No one wants to be a downer when writing about opening day especially when the Orioles pull off a comeback victory like they did Friday over the Minnesota Twins by a score of 9-5.
But MASN’s telecast of the home opener featuring Gary Thorne, Jim Palmer and Mike Bordick was nowhere near worthy of the play on the field by the Orioles. Someone needs to tell the boys in the booth it’s the Orioles who made the playoffs last year – not them – and it’s time for them to raise their games.
For most of the game, the trio sounded flat, vague and self-congratulatory. Thorne was the worst – at times, dead wrong in what he was telling viewers. I was surprised that Palmer, who I have long considered one of the finest baseball analysts anywhere on television, wasn’t doing more to correct him. It’s nice to be collegial, but not at the expense of allowing mistakes to stand unchallenged.
It was particularly frustrating during the first four innings not to get more pitching insight with as unpredictable a pitcher on the mound as Orioles starter Jake Arrieta.
The most intriguing aspect of his early performance Friday was that he appeared to be throwing a cut fastball, a cutter, that slid across the plate and broke slightly down and away from right-handed batters. In the second inning, he threw one that moved like the legendary cutter of New York Yankees closer Mariano Rivera. The Twins hitters could not square up on it when it moved like that. The problem: It wasn’t always moving that way.
That was the story line that needed to be explored in the booth. How long has Arrieta been throwing that pitch? I didn’t know he had a cutter. Last year, he looked like a fastball-curve-changeup pitcher to me . I have long wondered, since he didn’t appear to have a slider, why the Orioles didn’t try to teach him a cutter given what a live arm he has and the kind of movement he can generate on the ball. Did he try to add the cutter in spring training this year?
But the boys in the booth gave us nothing for three innings. Finally, in the fourth, Palmer remarked that one of Arrieta’s pitches in that inning appeared to be a “cut fastball, cutter.” But then, no explanation of where it came from and what part it plays in his repertoire.
Maybe it was just a bad day by a great analyst.
When Palmer has a bad day, he tends to repeat bromides over and over until you want to scream, “I got it, Jim. I got it the 10th time.”
Friday’s bromide: Palmer insisting a pitcher has to ask himself, “What are you going to throw, and where are you going to throw it?”
Later, he stressed that to be succesful in the big leagues a pitcher has “to make a pitch,” meaning an outstanding pitch, in the tough situations.
“That’s what pitching is all about,” he said.

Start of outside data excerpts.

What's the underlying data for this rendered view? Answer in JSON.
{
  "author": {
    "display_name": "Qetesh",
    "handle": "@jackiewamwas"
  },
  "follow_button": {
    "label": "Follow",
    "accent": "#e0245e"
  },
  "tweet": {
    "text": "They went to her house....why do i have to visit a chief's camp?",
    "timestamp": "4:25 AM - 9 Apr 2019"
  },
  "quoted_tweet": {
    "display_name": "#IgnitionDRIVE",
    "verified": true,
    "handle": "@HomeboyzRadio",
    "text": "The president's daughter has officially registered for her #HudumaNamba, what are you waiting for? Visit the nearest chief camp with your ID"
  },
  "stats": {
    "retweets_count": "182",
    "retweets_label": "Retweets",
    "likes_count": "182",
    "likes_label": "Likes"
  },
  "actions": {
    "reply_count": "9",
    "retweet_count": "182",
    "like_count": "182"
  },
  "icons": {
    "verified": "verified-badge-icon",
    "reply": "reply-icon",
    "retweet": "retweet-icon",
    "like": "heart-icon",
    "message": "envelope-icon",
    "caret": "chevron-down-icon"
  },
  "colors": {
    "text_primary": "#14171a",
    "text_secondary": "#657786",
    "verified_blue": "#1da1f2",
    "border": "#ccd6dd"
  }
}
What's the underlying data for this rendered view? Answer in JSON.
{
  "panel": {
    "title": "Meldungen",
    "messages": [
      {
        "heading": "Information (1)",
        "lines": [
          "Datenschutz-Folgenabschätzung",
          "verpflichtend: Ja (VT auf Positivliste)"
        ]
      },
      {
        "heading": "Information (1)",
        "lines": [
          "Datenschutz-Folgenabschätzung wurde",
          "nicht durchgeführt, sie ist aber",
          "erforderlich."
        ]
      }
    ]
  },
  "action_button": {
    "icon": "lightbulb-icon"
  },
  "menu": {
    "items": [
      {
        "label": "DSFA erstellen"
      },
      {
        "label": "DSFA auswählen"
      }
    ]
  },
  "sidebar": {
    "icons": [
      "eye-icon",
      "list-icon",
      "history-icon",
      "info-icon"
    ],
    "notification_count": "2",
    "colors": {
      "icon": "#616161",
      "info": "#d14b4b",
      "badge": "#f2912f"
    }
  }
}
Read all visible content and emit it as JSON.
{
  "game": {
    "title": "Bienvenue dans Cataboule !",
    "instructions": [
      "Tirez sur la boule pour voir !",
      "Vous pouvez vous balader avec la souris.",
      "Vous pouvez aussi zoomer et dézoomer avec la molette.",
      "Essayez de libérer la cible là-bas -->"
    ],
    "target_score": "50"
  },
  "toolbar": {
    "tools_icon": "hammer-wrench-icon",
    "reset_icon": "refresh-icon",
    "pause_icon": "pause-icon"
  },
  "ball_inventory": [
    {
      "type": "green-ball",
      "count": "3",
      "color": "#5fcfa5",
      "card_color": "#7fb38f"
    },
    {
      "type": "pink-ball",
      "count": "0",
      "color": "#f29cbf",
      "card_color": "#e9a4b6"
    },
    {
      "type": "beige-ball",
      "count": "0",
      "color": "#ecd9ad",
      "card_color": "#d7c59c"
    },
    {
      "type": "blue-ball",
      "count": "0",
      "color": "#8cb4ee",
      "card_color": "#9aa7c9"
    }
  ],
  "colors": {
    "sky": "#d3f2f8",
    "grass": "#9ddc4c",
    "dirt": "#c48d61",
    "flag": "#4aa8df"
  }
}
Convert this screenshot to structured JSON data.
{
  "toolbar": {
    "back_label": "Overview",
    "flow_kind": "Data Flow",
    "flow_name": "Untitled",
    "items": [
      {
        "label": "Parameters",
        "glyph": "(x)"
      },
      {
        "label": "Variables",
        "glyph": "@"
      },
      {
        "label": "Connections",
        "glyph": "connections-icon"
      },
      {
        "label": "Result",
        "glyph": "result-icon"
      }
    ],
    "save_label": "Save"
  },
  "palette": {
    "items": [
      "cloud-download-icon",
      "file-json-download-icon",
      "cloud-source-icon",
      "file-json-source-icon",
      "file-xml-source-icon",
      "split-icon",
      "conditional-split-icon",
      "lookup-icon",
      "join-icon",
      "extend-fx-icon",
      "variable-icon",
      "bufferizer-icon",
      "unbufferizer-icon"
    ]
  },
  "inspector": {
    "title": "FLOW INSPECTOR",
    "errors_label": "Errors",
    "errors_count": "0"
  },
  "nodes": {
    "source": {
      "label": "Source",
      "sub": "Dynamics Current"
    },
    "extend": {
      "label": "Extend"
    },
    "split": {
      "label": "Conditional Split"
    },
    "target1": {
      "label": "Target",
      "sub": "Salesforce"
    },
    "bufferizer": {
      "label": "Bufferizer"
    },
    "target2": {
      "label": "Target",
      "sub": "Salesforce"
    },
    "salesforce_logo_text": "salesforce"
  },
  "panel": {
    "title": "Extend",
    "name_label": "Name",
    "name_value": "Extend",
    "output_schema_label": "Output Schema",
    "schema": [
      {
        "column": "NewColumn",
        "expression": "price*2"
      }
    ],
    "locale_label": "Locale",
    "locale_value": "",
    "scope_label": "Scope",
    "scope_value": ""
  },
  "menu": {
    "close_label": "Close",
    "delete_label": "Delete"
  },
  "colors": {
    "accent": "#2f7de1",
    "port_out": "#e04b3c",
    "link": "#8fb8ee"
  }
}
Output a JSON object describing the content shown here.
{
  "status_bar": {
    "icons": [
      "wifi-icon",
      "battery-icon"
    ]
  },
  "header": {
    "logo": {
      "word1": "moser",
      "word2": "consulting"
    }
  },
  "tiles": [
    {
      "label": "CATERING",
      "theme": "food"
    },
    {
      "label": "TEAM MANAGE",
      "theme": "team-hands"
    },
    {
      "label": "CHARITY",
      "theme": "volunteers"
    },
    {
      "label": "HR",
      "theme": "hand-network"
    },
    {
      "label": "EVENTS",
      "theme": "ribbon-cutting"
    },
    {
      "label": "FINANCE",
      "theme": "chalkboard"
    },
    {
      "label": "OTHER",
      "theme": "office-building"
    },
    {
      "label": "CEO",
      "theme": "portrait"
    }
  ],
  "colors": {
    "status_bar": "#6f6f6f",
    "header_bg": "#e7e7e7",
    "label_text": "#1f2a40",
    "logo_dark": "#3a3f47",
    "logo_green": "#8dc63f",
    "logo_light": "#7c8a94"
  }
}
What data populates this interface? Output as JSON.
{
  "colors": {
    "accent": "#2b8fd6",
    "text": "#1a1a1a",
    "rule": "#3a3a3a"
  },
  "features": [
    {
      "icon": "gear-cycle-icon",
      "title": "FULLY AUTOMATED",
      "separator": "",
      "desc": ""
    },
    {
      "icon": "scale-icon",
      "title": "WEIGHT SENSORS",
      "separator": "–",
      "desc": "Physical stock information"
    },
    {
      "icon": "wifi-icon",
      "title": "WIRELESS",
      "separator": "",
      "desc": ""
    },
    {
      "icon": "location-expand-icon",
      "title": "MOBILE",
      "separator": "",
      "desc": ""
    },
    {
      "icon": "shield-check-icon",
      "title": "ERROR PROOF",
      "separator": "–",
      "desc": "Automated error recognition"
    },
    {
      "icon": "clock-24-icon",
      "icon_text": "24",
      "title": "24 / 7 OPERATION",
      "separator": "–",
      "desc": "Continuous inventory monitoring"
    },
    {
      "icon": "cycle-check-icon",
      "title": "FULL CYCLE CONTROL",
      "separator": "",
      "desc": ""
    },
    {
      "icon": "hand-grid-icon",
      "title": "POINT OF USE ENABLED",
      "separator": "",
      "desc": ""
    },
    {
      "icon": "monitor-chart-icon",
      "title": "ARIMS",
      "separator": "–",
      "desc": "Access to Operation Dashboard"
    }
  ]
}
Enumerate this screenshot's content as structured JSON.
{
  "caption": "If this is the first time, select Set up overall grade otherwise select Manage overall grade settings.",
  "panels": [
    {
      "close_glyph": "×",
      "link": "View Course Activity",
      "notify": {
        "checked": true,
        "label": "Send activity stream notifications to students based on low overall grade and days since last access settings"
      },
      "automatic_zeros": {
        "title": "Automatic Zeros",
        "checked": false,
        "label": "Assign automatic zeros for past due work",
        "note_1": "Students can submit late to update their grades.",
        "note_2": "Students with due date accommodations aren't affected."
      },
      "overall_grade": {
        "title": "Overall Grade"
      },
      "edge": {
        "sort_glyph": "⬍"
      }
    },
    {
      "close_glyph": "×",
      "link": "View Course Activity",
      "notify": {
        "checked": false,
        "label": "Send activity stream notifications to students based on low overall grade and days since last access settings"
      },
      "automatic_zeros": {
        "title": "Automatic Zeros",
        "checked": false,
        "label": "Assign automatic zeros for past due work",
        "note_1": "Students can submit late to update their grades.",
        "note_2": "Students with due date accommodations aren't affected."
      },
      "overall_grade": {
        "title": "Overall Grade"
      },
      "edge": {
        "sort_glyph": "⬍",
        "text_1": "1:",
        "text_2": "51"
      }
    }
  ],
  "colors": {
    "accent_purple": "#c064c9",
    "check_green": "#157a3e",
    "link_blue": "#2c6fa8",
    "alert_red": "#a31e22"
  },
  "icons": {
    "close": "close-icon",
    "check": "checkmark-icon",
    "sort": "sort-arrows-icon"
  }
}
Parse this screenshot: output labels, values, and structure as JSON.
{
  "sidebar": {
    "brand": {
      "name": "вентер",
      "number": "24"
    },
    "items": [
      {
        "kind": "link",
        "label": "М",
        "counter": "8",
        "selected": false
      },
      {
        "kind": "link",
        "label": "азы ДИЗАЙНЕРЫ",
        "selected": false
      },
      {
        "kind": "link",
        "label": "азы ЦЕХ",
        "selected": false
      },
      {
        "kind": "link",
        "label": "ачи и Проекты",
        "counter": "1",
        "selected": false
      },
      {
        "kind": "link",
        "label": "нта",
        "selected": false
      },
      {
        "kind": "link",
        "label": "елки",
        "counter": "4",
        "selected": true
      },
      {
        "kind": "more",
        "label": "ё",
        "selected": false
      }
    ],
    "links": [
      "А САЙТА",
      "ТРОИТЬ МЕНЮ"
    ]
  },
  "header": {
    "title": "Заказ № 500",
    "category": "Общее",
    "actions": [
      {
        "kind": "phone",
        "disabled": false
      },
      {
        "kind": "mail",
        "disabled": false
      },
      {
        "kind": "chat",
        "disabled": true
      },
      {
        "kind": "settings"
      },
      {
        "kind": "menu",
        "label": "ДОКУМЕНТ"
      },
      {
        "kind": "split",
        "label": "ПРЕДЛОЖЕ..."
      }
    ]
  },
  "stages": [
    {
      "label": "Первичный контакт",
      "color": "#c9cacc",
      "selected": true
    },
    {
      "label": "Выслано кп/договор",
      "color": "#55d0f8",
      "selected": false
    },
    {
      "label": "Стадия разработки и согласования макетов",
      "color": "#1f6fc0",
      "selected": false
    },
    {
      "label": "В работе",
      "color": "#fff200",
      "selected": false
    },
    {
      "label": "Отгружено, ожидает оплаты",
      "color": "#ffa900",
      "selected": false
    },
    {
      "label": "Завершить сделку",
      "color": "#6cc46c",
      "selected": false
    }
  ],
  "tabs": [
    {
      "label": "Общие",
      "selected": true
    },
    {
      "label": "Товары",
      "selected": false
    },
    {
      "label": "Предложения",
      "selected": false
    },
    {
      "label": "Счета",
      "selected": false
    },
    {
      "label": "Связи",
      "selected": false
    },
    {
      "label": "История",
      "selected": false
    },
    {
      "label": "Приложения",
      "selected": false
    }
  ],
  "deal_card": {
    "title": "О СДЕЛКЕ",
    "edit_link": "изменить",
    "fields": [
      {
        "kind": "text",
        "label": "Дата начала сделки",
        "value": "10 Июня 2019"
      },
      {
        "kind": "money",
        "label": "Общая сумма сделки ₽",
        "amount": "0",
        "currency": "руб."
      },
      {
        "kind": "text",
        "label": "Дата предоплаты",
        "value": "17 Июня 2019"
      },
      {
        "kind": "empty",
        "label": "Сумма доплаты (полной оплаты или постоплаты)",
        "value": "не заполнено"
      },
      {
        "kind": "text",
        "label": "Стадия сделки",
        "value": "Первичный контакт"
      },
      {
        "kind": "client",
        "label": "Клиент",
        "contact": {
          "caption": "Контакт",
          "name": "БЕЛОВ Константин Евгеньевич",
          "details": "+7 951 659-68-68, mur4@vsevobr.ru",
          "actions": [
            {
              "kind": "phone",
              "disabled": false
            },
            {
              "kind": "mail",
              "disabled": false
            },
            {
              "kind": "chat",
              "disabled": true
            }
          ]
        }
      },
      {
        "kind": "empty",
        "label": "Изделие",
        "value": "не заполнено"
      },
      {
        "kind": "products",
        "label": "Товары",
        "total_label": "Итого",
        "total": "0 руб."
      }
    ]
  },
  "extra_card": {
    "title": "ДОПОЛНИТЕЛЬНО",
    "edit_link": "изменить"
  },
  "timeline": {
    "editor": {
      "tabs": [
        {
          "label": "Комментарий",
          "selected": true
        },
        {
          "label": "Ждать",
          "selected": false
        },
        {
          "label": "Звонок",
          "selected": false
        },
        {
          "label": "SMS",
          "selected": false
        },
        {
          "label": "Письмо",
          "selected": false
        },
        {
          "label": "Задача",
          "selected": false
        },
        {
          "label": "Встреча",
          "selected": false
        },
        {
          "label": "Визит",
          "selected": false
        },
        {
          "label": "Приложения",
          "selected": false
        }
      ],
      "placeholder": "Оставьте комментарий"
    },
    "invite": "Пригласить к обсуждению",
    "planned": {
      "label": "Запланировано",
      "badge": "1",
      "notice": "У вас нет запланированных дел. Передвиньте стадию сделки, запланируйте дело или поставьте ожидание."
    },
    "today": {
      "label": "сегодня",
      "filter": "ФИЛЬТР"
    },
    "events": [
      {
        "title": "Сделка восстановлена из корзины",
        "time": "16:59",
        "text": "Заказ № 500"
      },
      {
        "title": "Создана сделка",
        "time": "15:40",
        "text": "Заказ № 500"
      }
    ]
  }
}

But I thought, pitching was “all about making adjustments,” one of Palmer’s favorite bromides.
Maybe it’s all about both.
I am not criticizing the concepts. Palmer is a brilliant pitching analyst, and he’s right in what he says. But when he’s not at his best, he repeats these catchphrases and overstates the importance of each as if it the secret of all baseball wisdom.
At his worst, however, Palmer is still only about 100 times better than Thorne.
In the fifth inning, Orioles centerfielder Adam Jones was thrown an inside pitch during his at bat.
“Backed him off with a fastball up and in,” Thorne told viewers.
Only the radar gun showed that the pitch was 80 mph.
Two pitches later, Jones swung and missed at a pitch that Palmer identified as a “straight change-up.” The gun clocked that one at 82 mph.
Thorne was dead wrong about the first pitch being fastball, of course. And if he wasn’t willing to correct himself when he saw what the gun showed, Palmer or Bordick should have.